Zweistiefel murrte leise:

»Ja, und nach der Burg hat er seinen Verstand verloren.«

»Nun werde Er nicht frech«, brummte Armin vom Schwalbenacker und schüttelte mahnend einen Hühnerknochen. »Es war ein trauriger Tag für Leopold, als er den oberen Teil seiner Burg verlor. Knappe, Er weiß nicht, was geschehen ist. Ich erzähle es Ihm. Während Leopold auf Reisen war, hat sich ein Wampil in der Burg eingenistet. Weil dieser Wampil unten im Dorf Blutwurst und rohes Fleisch klaute, stürmte ein wütender Mob die Burg.« Armin bemerkte Zweistiefels scheelen Seitenblick. »Nun schau Er nicht so dumm drein. Ich rede nicht von einem Wischmopp. Ich rede von einer wütenden Menschenmenge, mit Mistgabeln und Fackeln, die alles zerschlägt.

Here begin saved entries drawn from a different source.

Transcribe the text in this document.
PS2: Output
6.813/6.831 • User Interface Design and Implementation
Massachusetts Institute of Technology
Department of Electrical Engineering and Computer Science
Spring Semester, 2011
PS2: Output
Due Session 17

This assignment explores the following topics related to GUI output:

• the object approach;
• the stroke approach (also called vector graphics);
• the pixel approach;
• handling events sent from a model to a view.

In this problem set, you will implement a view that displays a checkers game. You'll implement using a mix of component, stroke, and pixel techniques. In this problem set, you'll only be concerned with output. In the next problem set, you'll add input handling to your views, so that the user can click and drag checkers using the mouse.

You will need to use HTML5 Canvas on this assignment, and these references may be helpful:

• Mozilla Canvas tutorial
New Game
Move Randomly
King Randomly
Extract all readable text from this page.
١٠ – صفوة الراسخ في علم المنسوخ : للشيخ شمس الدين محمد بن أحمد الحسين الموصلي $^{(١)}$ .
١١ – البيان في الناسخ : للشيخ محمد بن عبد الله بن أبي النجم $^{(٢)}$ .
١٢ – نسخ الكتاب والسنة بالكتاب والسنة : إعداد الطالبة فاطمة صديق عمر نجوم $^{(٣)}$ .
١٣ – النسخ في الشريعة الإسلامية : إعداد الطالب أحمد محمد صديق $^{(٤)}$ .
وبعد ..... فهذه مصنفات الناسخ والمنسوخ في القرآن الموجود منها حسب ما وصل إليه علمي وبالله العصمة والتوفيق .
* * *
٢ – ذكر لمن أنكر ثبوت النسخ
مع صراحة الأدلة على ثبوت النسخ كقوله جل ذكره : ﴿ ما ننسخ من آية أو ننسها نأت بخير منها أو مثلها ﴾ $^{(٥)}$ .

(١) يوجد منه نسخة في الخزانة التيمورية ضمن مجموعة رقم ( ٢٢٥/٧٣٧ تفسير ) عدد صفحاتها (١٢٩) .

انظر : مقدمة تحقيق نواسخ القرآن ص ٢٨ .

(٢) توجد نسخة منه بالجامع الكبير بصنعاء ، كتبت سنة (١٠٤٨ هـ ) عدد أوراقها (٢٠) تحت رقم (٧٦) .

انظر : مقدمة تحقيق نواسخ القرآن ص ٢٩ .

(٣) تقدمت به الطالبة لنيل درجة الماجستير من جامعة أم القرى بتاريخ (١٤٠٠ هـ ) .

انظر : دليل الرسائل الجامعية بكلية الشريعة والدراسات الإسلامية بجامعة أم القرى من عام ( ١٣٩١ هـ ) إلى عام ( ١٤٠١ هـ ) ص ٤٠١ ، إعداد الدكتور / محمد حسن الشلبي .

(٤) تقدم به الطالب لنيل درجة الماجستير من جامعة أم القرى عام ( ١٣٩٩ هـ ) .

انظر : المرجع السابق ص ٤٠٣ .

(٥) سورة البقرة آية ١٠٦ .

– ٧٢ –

Der Mob suchte den Wampil und dabei zerstörte er die Burg. Was dann geschah, weiß Er sicher.«

»Ja, das weiß ich. Zwei Tage später fraß sich ein Lindwurm durch die letzten, stehenden Außenmauern«, nickte Zweistiefel.

Marmel blinzelte verwirrt, dem Gebäude waren die seltsamsten Dinge zugestoßen. Deshalb gab es also zwei gigantische Löcher in den Mauerresten der Ruine.

»Du tust mir fürchterlich leid, Herr Leopold. Das musste schlimm für dich gewesen sein, als du die Burg und all deine Sachen verloren hast«, sagte sie.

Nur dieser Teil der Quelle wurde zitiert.